Eso no es una pregunta; planea intentar salir con él me guste o no. Grace es muy guapa con ojos verdes y pelo largo y oscuro y un cuerpo delgado. Se vería perfecta con él.
No me gustan los líos, así que me encojo de hombros y sigo caminando hacia mi coche.
—Adiós, Carly. Nos vemos mañana.
Le hago un último gesto y entro en mi coche.
***
—Estoy agotada —me quejo mientras me quito los zapatos y me desplomo en el sofá.

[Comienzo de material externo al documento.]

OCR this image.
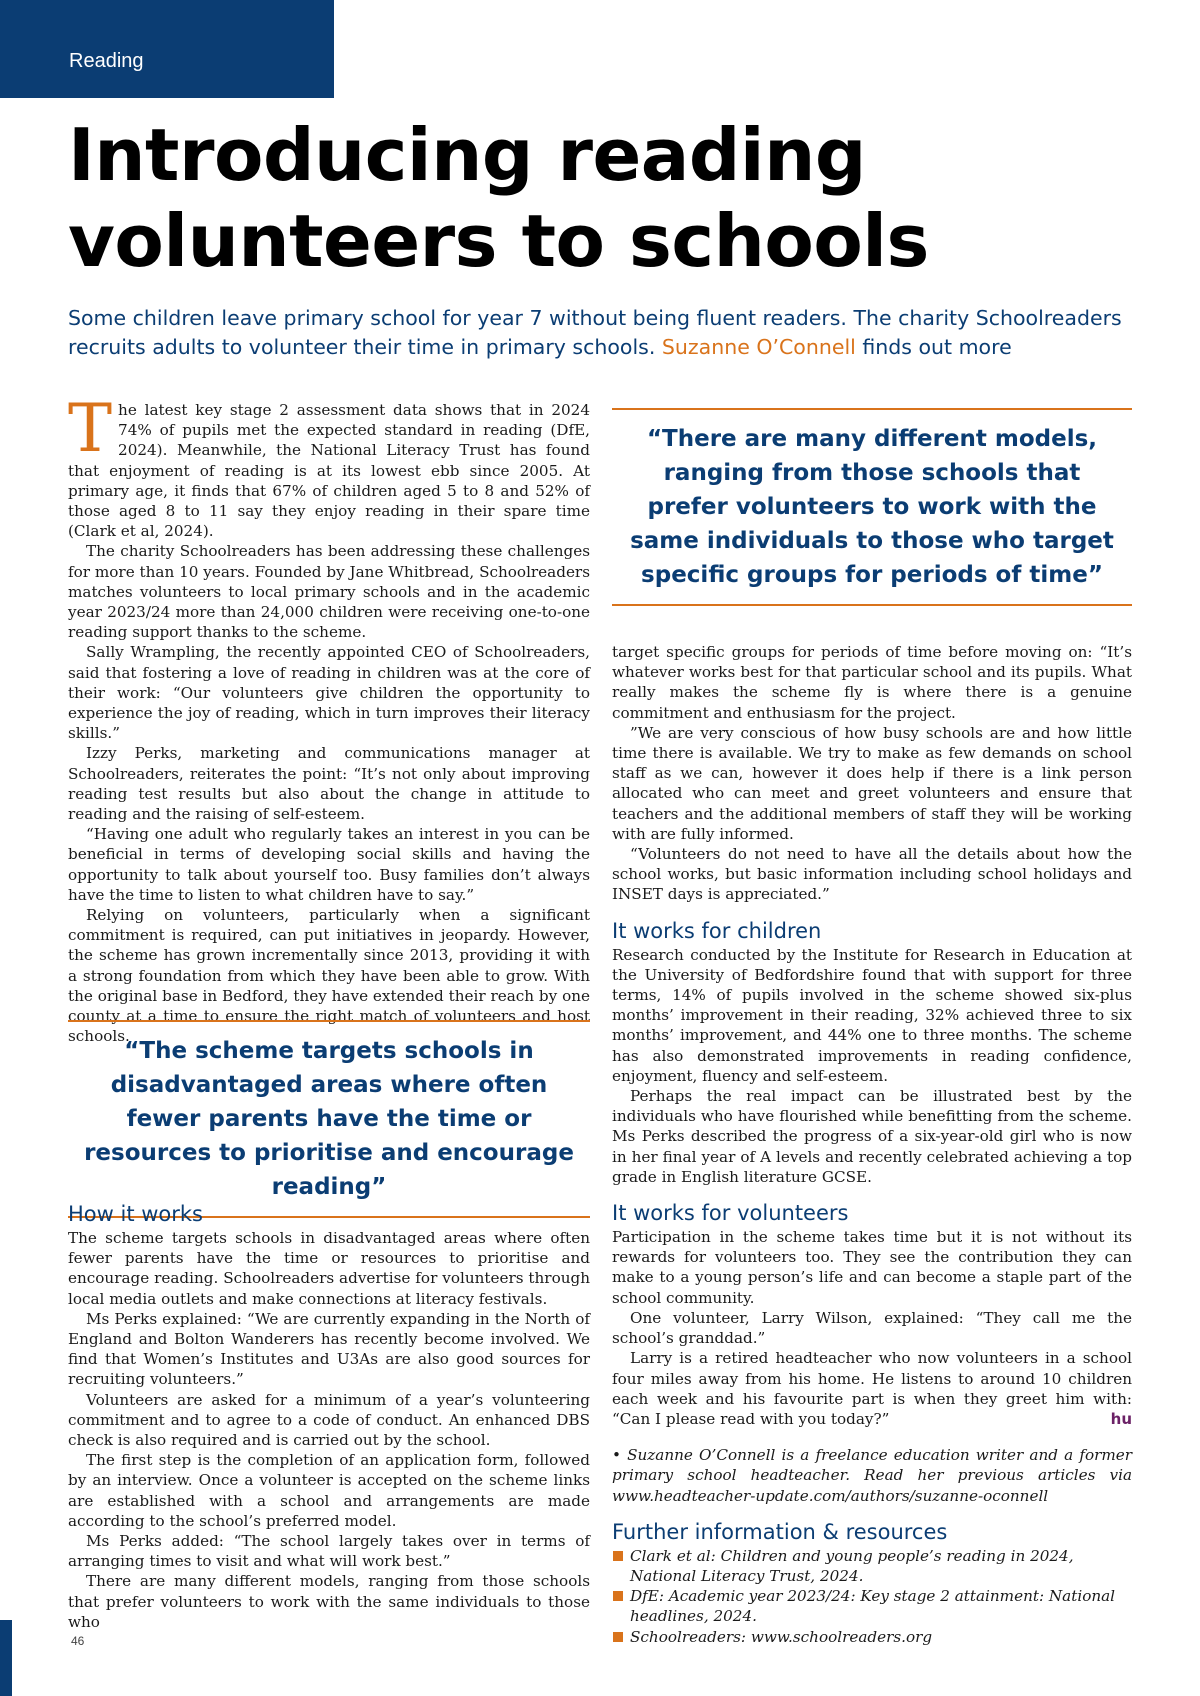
Reading
Introducing reading volunteers to schools

Some children leave primary school for year 7 without being fluent readers. The charity Schoolreaders recruits adults to volunteer their time in primary schools. Suzanne O’Connell finds out more

The latest key stage 2 assessment data shows that in 2024 74% of pupils met the expected standard in reading (DfE, 2024). Meanwhile, the National Literacy Trust has found that enjoyment of reading is at its lowest ebb since 2005. At primary age, it finds that 67% of children aged 5 to 8 and 52% of those aged 8 to 11 say they enjoy reading in their spare time (Clark et al, 2024).

The charity Schoolreaders has been addressing these challenges for more than 10 years. Founded by Jane Whitbread, Schoolreaders matches volunteers to local primary schools and in the academic year 2023/24 more than 24,000 children were receiving one-to-one reading support thanks to the scheme.

Sally Wrampling, the recently appointed CEO of Schoolreaders, said that fostering a love of reading in children was at the core of their work: “Our volunteers give children the opportunity to experience the joy of reading, which in turn improves their literacy skills.”

Izzy Perks, marketing and communications manager at Schoolreaders, reiterates the point: “It’s not only about improving reading test results but also about the change in attitude to reading and the raising of self-esteem.

“Having one adult who regularly takes an interest in you can be beneficial in terms of developing social skills and having the opportunity to talk about yourself too. Busy families don’t always have the time to listen to what children have to say.”

Relying on volunteers, particularly when a significant commitment is required, can put initiatives in jeopardy. However, the scheme has grown incrementally since 2013, providing it with a strong foundation from which they have been able to grow. With the original base in Bedford, they have extended their reach by one county at a time to ensure the right match of volunteers and host schools.

“The scheme targets schools in disadvantaged areas where often fewer parents have the time or resources to prioritise and encourage reading”

How it works

The scheme targets schools in disadvantaged areas where often fewer parents have the time or resources to prioritise and encourage reading. Schoolreaders advertise for volunteers through local media outlets and make connections at literacy festivals.

Ms Perks explained: “We are currently expanding in the North of England and Bolton Wanderers has recently become involved. We find that Women’s Institutes and U3As are also good sources for recruiting volunteers.”

Volunteers are asked for a minimum of a year’s volunteering commitment and to agree to a code of conduct. An enhanced DBS check is also required and is carried out by the school.

The first step is the completion of an application form, followed by an interview. Once a volunteer is accepted on the scheme links are established with a school and arrangements are made according to the school’s preferred model.

Ms Perks added: “The school largely takes over in terms of arranging times to visit and what will work best.”

There are many different models, ranging from those schools that prefer volunteers to work with the same individuals to those who

“There are many different models, ranging from those schools that prefer volunteers to work with the same individuals to those who target specific groups for periods of time”

target specific groups for periods of time before moving on: “It’s whatever works best for that particular school and its pupils. What really makes the scheme fly is where there is a genuine commitment and enthusiasm for the project.

”We are very conscious of how busy schools are and how little time there is available. We try to make as few demands on school staff as we can, however it does help if there is a link person allocated who can meet and greet volunteers and ensure that teachers and the additional members of staff they will be working with are fully informed.

“Volunteers do not need to have all the details about how the school works, but basic information including school holidays and INSET days is appreciated.”

It works for children

Research conducted by the Institute for Research in Education at the University of Bedfordshire found that with support for three terms, 14% of pupils involved in the scheme showed six-plus months’ improvement in their reading, 32% achieved three to six months’ improvement, and 44% one to three months. The scheme has also demonstrated improvements in reading confidence, enjoyment, fluency and self-esteem.

Perhaps the real impact can be illustrated best by the individuals who have flourished while benefitting from the scheme. Ms Perks described the progress of a six-year-old girl who is now in her final year of A levels and recently celebrated achieving a top grade in English literature GCSE.

It works for volunteers

Participation in the scheme takes time but it is not without its rewards for volunteers too. They see the contribution they can make to a young person’s life and can become a staple part of the school community.

One volunteer, Larry Wilson, explained: “They call me the school’s granddad.”

Larry is a retired headteacher who now volunteers in a school four miles away from his home. He listens to around 10 children each week and his favourite part is when they greet him with: “Can I please read with you today?”	hu

• Suzanne O’Connell is a freelance education writer and a former primary school headteacher. Read her previous articles via www.headteacher-update.com/authors/suzanne-oconnell

Further information & resources
Clark et al: Children and young people’s reading in 2024, National Literacy Trust, 2024.
DfE: Academic year 2023/24: Key stage 2 attainment: National headlines, 2024.
Schoolreaders: www.schoolreaders.org
46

Taylor pone los ojos en blanco. Sé que no debería quejarme; ella ha sido enfermera durante dieciséis años.
—Te acostumbrarás al trabajo real pronto. ¿Qué vamos a ver esta noche? No creo que vayas a hacer la cena. Es tu turno.
Gruño y la miro sentada a mi lado.
—¿Podemos pedir pizza?
—¿Tú pagas? La última vez que miré, los becarios no ganan mucho dinero —mira los programas románticos—. Yo cocinaré esta noche. Pero tú te encargas de las próximas dos.

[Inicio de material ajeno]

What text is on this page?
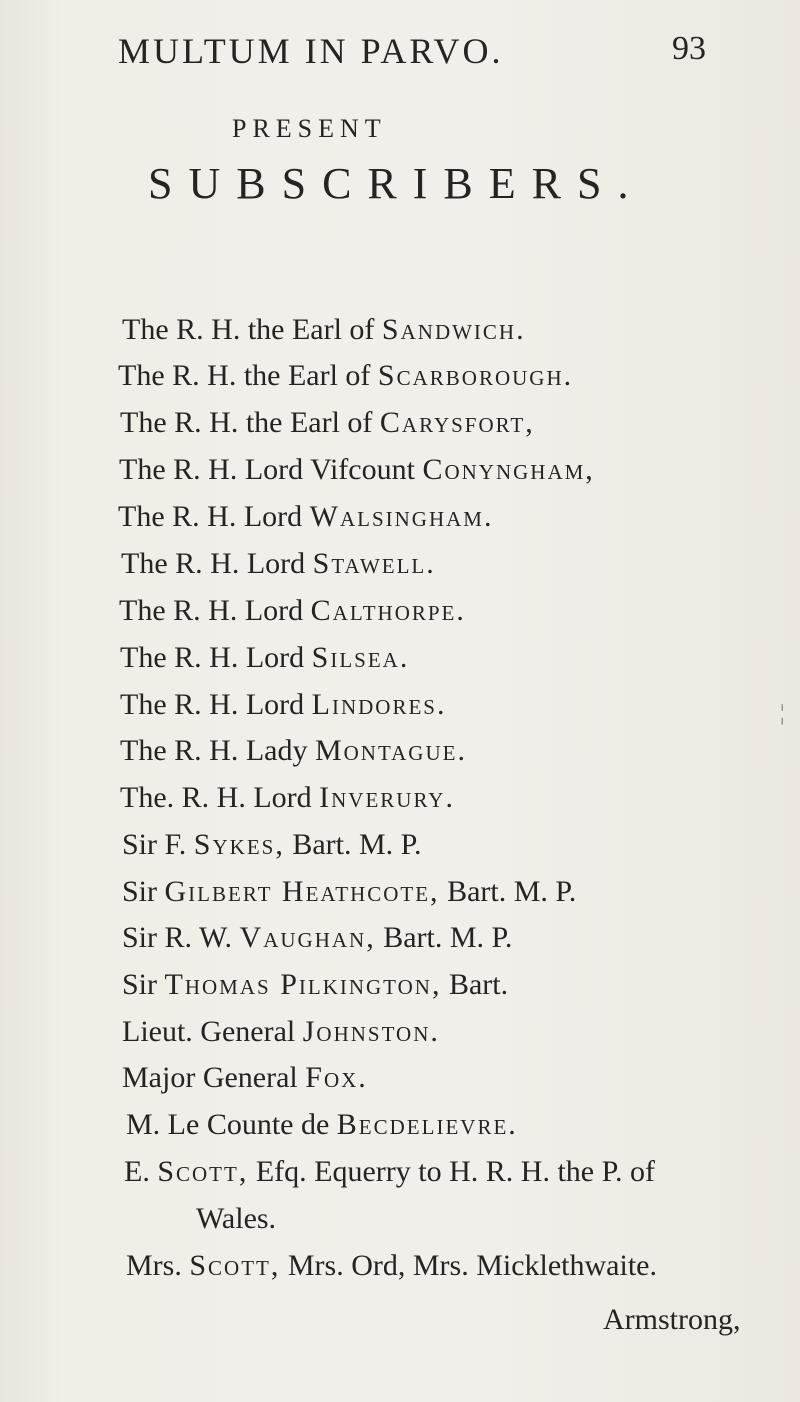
MULTUM IN PARVO.	93
PRESENT
SUBSCRIBERS.
The R. H. the Earl of Sandwich.
The R. H. the Earl of Scarborough.
The R. H. the Earl of Carysfort,
The R. H. Lord Vifcount Conyngham,
The R. H. Lord Walsingham.
The R. H. Lord Stawell.
The R. H. Lord Calthorpe.
The R. H. Lord Silsea.
The R. H. Lord Lindores.
The R. H. Lady Montague.
The. R. H. Lord Inverury.
Sir F. Sykes, Bart. M. P.
Sir Gilbert Heathcote, Bart. M. P.
Sir R. W. Vaughan, Bart. M. P.
Sir Thomas Pilkington, Bart.
Lieut. General Johnston.
Major General Fox.
M. Le Counte de Becdelievre.
E. Scott, Efq. Equerry to H. R. H. the P. of
Wales.
Mrs. Scott, Mrs. Ord, Mrs. Micklethwaite.
Armstrong,
¦
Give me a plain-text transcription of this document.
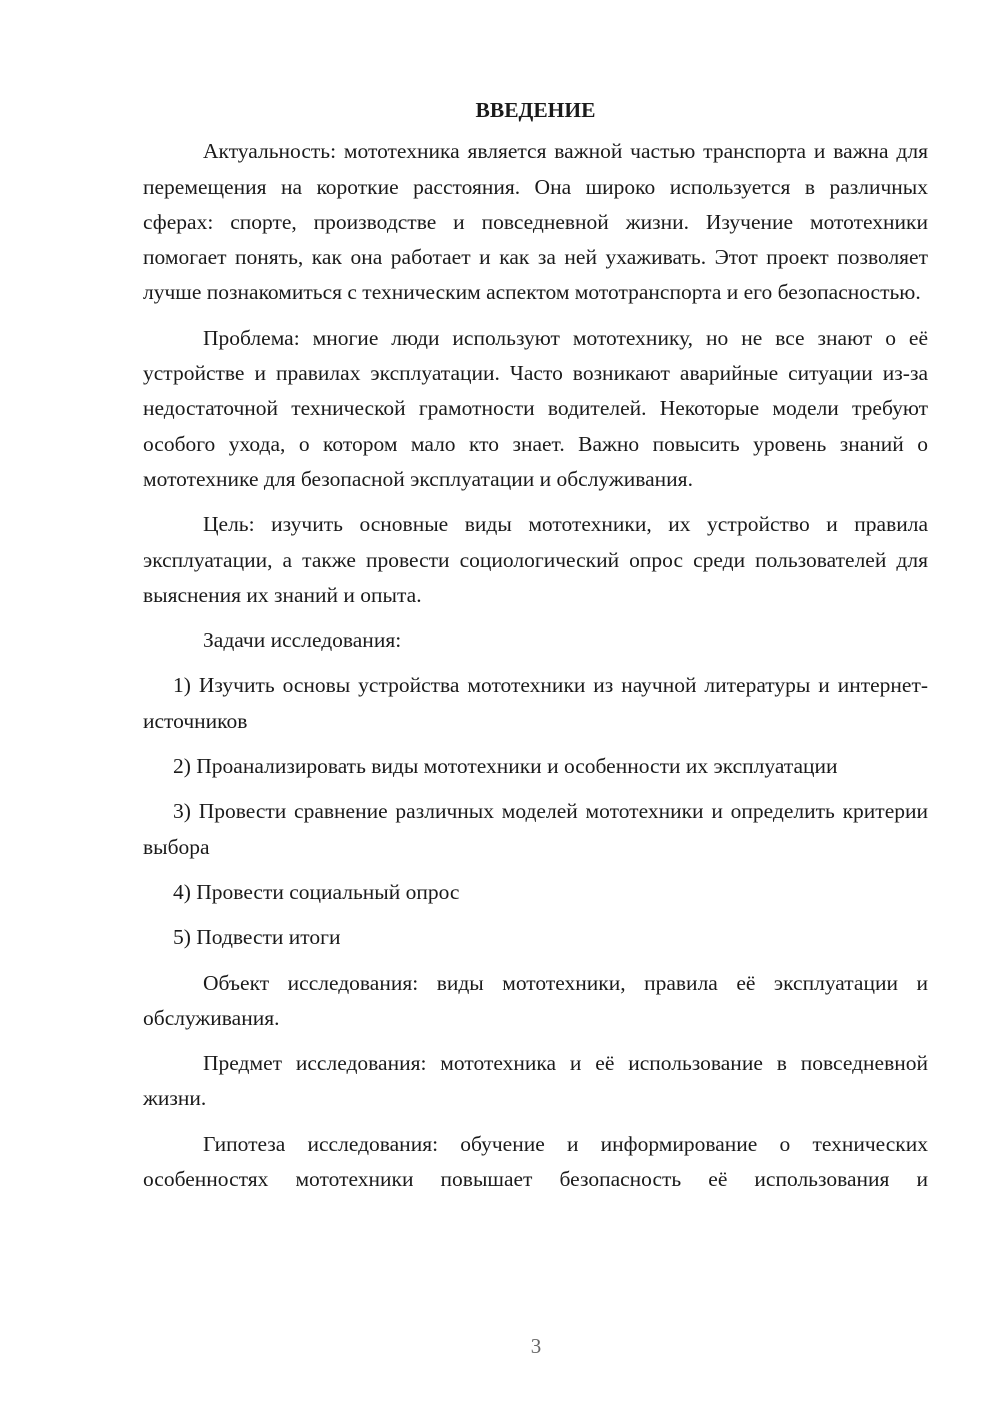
ВВЕДЕНИЕ

Актуальность: мототехника является важной частью транспорта и важна для перемещения на короткие расстояния. Она широко используется в различных сферах: спорте, производстве и повседневной жизни. Изучение мототехники помогает понять, как она работает и как за ней ухаживать. Этот проект позволяет лучше познакомиться с техническим аспектом мототранспорта и его безопасностью.

Проблема: многие люди используют мототехнику, но не все знают о её устройстве и правилах эксплуатации. Часто возникают аварийные ситуации из-за недостаточной технической грамотности водителей. Некоторые модели требуют особого ухода, о котором мало кто знает. Важно повысить уровень знаний о мототехнике для безопасной эксплуатации и обслуживания.

Цель: изучить основные виды мототехники, их устройство и правила эксплуатации, а также провести социологический опрос среди пользователей для выяснения их знаний и опыта.

Задачи исследования:

1) Изучить основы устройства мототехники из научной литературы и интернет-источников

2) Проанализировать виды мототехники и особенности их эксплуатации

3) Провести сравнение различных моделей мототехники и определить критерии выбора

4) Провести социальный опрос

5) Подвести итоги

Объект исследования: виды мототехники, правила её эксплуатации и обслуживания.

Предмет исследования: мототехника и её использование в повседневной жизни.

Гипотеза исследования: обучение и информирование о технических особенностях мототехники повышает безопасность её использования и

3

—Vale. Oh, Norte y Sur. Veamos esa. Richard Armitage está para comérselo. Voy a darme una ducha.
Me levanto del sofá y agarro mis zapatos. Taylor selecciona Norte y Sur, y yo voy a mi habitación.

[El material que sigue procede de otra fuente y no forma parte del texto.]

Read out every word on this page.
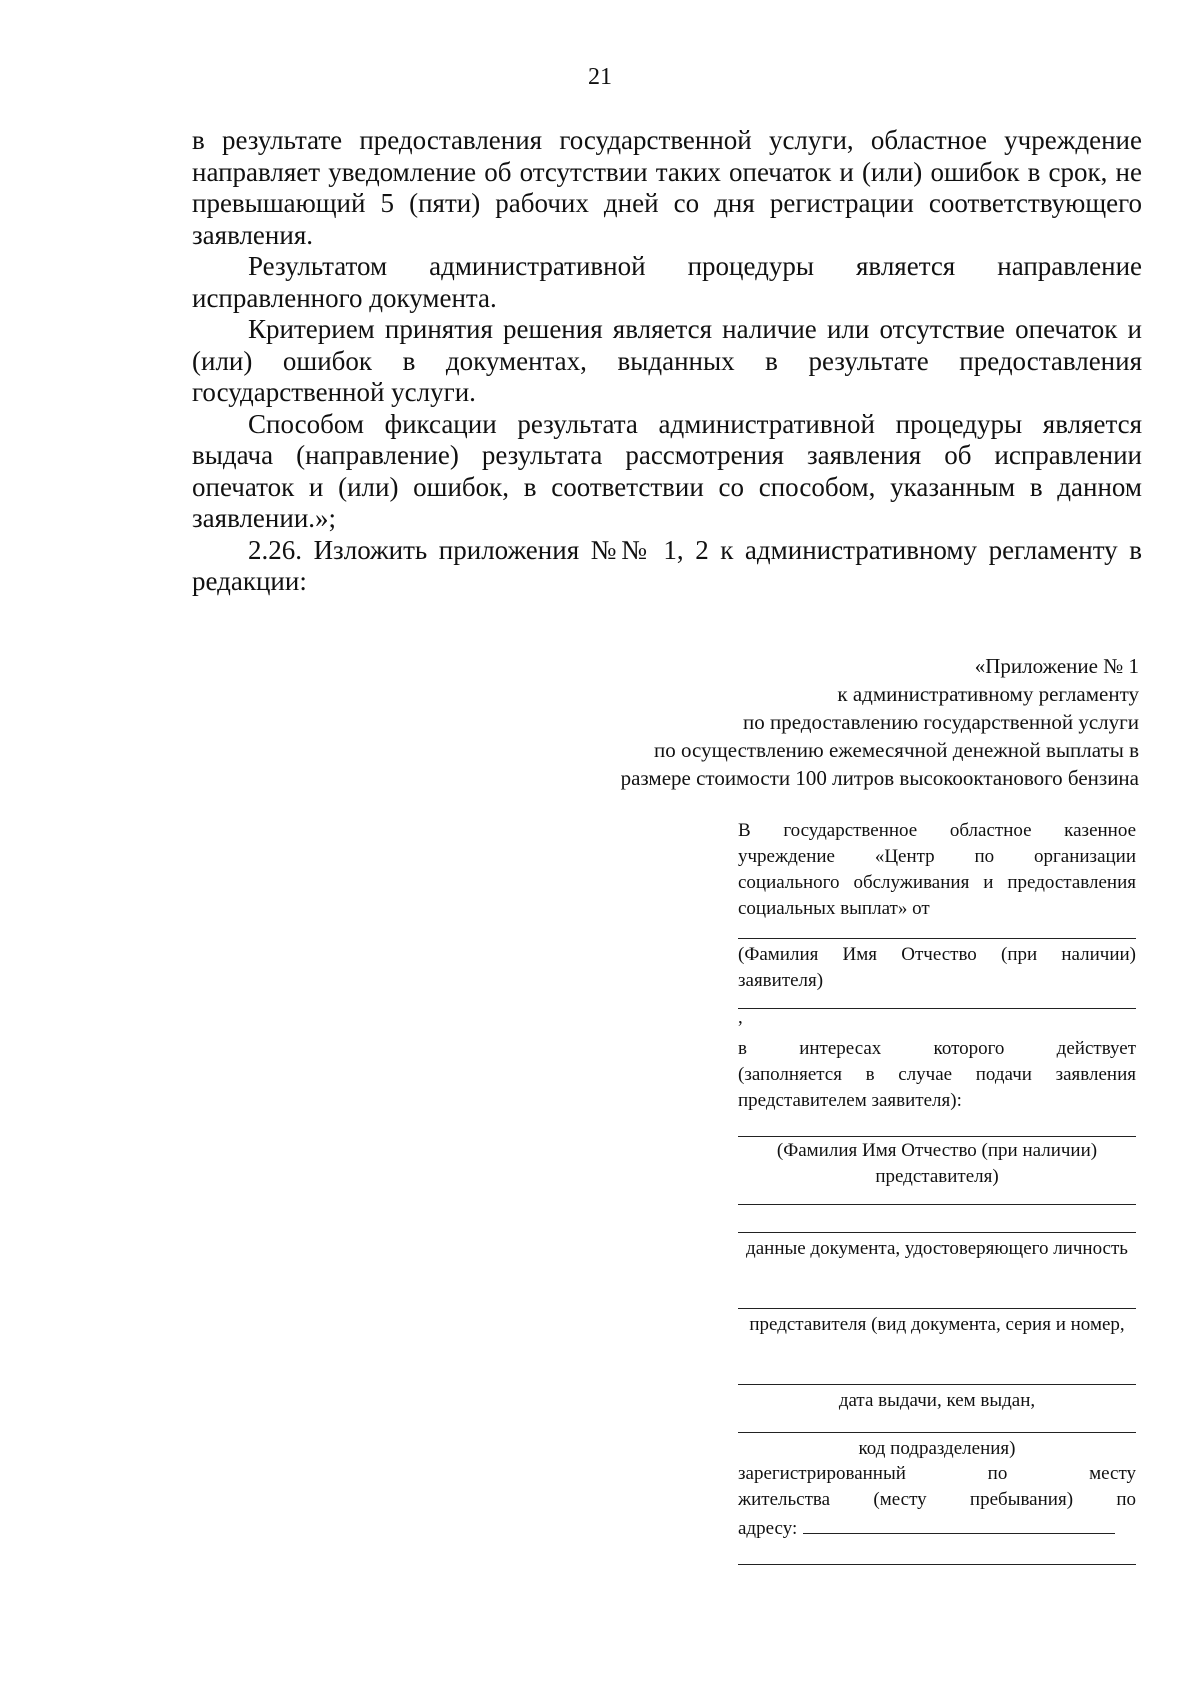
21

в результате предоставления государственной услуги, областное учреждение направляет уведомление об отсутствии таких опечаток и (или) ошибок в срок, не превышающий 5 (пяти) рабочих дней со дня регистрации соответствующего заявления.

Результатом административной процедуры является направление исправленного документа.

Критерием принятия решения является наличие или отсутствие опечаток и (или) ошибок в документах, выданных в результате предоставления государственной услуги.

Способом фиксации результата административной процедуры является выдача (направление) результата рассмотрения заявления об исправлении опечаток и (или) ошибок, в соответствии со способом, указанным в данном заявлении.»;

2.26. Изложить приложения №№ 1, 2 к административному регламенту в редакции:

«Приложение № 1
к административному регламенту
по предоставлению государственной услуги
по осуществлению ежемесячной денежной выплаты в
размере стоимости 100 литров высокооктанового бензина
В государственное областное казенное учреждение «Центр по организации социального обслуживания и предоставления социальных выплат» от
(Фамилия Имя Отчество (при наличии) заявителя)
,
в интересах которого действует
(заполняется в случае подачи заявления представителем заявителя):
(Фамилия Имя Отчество (при наличии) представителя)
данные документа, удостоверяющего личность
представителя (вид документа, серия и номер,
дата выдачи, кем выдан,
код подразделения)
зарегистрированный по месту
жительства (месту пребывания) по
адресу:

Taylor es mi madrastra. Mi madre murió en un accidente de coche cuando yo tenía tres años. Mi padre se casó con Taylor cuando tenía seis. Él se largó durante una crisis de la mediana edad y hemos sido solo nosotras dos durante ocho años.
Taylor siempre me trató como si fuera suya ya que no podía tener hijos debido a problemas de salud. La mayoría de las madres no pueden elegir a sus hijos. Ella me eligió a mí.
En realidad nos parecemos mucho con el pelo rubio y los ojos azules. Pero yo tengo pecas en la nariz y mi pelo es naturalmente rizado mientras que el suyo es liso. Nadie ha cuestionado nunca que ella sea mi madre.
Me recojo el pelo mojado en un moño y me pongo una camiseta y unos pantalones cortos para unirme a Taylor en el sofá.
—¿En serio? ¿Macarrones con queso?
Se encoge de hombros.
—Puedes hacer otra cosa mañana. Entonces, ¿qué tal tu primer día? ¿Hiciste algún amigo?
Tomo mi plato y empiezo a comer.
—Estuvo bien. Los otros becarios están más o menos. Creo que uno de ellos ya perdió su trabajo. Conocí a un chico majo. Se llama Matt. Lo vi varias veces. Me ayudó a encontrar el café para el Sr. Gilman.
Ella asiente.
—Probablemente sea bueno que haya perdido su trabajo si ni siquiera puede aguantar el primer día. ¿Matt está bueno?
Pongo los ojos en blanco. Ella se ríe y luego enciende el programa.